Clickertraining für den Hund – ja oder nein?
Das Clickertraining ist eine bewährte Methode in der Hunde-Erziehung, die besonders effektiv und wissenschaftlich anerkannt ist. Der Clicker ist ein kleines Gerät mit einem Druckknopf, das in eine Hand passt. Wenn Sie auf den Knopf drücken, ertönt ein kurzes knackendes Geräusch. Dieses hat zunächst keine Bedeutung für den Hund.
Bevor Sie mit dem Hundetraining beginnen, müssen Sie ihm deshalb zunächst beibringen, was das Geräusch für ihn heißt. Dafür nehmen Sie ein paar Leckerlis in die Hand und betätigen den Druckknopf – am besten so, dass Ihr Hund nur den Ton hört und nicht Ihre Handbewegung sieht. Jedes Mal, wenn das Geräusch ertönt, bekommt er den kleinen Snack. Ihr Hund wird relativ schnell lernen, dass der Clicker ein Leckerli für ihn ankündigt.
Anschließend können Sie Ihrem Vierbeiner damit einfache Grundkommandos, aber auch ausgefallene und schwierige Hundetricks beibringen. Wenn Ihr Hund einen Trick beherrscht, können Sie den Clicker weglassen.
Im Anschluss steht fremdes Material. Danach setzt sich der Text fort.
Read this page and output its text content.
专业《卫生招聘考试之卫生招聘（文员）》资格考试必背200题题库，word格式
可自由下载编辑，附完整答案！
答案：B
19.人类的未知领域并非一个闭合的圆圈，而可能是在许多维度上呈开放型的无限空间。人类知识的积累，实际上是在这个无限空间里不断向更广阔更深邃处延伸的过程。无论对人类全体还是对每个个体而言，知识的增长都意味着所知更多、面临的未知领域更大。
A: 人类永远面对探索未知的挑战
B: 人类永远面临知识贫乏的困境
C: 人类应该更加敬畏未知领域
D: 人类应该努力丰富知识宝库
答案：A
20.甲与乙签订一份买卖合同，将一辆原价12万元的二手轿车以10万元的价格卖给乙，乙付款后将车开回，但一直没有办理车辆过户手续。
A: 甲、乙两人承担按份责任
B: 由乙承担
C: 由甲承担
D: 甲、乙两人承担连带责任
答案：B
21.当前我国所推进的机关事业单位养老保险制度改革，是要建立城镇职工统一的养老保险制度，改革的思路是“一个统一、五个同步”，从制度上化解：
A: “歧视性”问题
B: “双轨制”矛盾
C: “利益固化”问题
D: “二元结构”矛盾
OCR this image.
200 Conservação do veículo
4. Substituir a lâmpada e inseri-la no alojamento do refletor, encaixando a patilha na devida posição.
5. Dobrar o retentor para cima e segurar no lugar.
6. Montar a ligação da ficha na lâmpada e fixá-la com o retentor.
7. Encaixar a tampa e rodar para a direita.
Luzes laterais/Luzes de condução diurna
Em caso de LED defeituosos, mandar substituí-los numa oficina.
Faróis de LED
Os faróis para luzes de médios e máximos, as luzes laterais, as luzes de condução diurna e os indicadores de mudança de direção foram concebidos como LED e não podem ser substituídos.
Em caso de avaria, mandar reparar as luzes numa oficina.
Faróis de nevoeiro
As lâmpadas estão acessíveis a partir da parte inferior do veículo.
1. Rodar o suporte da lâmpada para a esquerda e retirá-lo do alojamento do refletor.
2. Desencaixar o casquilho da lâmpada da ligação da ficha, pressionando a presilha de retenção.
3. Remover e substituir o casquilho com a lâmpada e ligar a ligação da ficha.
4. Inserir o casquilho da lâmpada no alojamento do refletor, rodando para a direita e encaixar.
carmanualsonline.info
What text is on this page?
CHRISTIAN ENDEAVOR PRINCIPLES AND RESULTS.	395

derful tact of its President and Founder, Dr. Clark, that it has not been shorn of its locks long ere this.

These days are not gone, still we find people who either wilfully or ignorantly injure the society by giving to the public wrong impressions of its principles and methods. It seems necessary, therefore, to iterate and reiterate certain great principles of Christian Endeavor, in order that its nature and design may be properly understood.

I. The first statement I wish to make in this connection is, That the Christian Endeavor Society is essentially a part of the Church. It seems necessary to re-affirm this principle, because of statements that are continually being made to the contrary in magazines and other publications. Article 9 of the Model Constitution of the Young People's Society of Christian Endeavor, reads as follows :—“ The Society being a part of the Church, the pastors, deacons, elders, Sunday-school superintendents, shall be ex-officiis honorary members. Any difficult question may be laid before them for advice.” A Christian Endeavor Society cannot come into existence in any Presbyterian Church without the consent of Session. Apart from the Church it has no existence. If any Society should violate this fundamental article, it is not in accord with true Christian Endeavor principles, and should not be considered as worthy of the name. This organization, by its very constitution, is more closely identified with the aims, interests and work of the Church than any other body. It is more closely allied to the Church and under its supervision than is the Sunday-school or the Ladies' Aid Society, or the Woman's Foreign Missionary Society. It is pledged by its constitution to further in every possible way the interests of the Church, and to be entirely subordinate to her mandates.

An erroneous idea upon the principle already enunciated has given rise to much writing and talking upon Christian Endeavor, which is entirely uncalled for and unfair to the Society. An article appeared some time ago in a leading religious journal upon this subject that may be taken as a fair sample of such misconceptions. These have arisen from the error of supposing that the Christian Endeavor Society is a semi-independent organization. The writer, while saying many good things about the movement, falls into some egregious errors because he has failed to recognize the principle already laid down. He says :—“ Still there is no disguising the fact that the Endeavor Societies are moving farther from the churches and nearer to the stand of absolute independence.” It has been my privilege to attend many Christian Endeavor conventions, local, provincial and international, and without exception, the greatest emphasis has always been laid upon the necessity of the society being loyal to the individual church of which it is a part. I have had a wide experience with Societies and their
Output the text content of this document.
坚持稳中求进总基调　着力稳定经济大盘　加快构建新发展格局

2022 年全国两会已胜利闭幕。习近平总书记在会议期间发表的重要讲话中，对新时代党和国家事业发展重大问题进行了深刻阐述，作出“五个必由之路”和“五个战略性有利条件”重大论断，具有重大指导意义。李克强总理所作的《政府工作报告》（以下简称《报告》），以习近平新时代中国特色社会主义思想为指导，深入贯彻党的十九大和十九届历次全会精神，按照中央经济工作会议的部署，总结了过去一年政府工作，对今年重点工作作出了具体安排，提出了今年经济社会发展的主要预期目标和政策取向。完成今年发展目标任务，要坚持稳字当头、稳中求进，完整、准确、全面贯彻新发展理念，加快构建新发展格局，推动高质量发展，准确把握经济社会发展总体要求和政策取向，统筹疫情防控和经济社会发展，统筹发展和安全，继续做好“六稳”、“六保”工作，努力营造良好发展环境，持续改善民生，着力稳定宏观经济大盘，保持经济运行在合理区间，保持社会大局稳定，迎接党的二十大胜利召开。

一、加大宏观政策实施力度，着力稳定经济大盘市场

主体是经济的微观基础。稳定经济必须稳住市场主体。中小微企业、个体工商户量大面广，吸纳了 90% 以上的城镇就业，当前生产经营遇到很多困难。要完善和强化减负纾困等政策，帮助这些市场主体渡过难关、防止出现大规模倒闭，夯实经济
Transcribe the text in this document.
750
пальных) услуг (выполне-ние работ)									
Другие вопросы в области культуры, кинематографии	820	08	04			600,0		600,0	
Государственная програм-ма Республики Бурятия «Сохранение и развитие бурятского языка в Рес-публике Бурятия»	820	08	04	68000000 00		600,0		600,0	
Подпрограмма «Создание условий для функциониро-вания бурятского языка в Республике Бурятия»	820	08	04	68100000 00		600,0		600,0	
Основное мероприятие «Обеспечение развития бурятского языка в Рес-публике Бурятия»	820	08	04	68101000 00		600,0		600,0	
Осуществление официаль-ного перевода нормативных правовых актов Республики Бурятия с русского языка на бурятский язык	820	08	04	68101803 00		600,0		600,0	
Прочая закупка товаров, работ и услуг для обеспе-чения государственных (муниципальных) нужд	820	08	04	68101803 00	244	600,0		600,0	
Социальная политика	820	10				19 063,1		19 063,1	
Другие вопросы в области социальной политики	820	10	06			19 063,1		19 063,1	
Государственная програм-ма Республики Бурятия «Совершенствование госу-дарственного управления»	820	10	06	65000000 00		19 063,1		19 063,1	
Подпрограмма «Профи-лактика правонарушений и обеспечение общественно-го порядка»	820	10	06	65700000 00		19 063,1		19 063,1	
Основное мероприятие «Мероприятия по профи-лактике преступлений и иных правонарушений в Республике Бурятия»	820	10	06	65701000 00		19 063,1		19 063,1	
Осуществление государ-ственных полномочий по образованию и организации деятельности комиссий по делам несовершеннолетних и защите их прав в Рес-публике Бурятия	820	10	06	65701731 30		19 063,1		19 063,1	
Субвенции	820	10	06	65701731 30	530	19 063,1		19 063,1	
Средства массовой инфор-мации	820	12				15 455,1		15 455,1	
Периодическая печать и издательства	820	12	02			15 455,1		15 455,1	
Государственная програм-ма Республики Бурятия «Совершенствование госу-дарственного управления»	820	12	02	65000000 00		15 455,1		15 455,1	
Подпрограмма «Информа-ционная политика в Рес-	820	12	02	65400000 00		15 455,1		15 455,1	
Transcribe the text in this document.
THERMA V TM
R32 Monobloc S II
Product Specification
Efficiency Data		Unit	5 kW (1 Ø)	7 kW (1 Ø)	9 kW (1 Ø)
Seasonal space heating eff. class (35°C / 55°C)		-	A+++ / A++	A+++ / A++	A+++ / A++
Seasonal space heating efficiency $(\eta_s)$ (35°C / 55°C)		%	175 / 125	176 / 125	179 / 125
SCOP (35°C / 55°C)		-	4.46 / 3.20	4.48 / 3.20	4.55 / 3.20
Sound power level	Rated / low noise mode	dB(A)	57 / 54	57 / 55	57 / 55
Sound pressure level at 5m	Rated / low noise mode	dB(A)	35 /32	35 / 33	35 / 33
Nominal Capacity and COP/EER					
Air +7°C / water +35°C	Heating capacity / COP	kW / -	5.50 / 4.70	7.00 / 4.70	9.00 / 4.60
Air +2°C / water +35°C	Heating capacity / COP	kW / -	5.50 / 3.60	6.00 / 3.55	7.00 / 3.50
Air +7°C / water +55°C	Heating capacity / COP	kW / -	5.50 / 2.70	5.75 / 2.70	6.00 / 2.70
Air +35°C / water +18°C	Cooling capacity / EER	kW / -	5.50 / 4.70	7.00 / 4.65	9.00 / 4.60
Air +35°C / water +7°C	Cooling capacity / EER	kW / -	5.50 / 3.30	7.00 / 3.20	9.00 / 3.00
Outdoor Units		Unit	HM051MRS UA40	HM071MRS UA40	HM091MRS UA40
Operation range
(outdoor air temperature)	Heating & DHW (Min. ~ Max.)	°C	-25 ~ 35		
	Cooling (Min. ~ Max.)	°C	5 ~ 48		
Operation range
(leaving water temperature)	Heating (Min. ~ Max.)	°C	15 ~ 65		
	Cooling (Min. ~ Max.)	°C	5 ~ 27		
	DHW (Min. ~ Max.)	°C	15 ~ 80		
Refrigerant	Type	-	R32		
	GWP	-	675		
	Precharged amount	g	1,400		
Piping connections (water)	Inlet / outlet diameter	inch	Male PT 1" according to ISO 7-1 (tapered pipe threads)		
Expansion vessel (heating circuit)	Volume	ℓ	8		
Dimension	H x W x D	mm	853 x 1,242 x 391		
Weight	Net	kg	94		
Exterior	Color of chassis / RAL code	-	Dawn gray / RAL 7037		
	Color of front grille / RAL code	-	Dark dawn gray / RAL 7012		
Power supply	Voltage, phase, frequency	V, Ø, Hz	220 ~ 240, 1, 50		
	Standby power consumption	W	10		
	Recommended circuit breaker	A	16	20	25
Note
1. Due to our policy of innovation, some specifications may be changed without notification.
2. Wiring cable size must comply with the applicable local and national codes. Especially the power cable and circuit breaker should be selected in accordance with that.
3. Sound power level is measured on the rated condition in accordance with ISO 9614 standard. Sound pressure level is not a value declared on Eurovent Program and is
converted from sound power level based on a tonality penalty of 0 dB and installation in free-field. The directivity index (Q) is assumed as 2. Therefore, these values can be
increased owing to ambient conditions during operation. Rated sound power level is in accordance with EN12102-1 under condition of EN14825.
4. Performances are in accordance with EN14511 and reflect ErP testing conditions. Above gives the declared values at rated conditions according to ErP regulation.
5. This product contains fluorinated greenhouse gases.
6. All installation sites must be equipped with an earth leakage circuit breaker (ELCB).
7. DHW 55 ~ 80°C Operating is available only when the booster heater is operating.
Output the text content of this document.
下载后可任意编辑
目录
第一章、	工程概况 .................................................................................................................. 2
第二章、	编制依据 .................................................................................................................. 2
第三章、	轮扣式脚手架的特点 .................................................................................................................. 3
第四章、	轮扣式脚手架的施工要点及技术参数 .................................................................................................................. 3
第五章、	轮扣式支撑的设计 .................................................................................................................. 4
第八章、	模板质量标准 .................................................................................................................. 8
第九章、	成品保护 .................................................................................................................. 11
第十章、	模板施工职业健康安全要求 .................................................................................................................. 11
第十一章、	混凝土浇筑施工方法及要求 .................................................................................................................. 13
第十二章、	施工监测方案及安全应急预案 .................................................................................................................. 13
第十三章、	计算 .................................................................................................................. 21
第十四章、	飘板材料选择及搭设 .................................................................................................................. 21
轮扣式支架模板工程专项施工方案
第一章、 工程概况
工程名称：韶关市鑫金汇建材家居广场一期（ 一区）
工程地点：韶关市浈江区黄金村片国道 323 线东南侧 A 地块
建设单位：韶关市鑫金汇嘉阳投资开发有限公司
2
Gut zu wissen: Die Herausforderung beim Clickertraining ist das exakte Timing. Nur wenn Sie im richtigen Moment den Knopf betätigen, lernt Ihr Hund, wofür er gerade belohnt wird. Und nur dann macht er die nötigen Fortschritte beim Training. Üben Sie das schnelle Clickern am besten vorab ohne Ihren Hund.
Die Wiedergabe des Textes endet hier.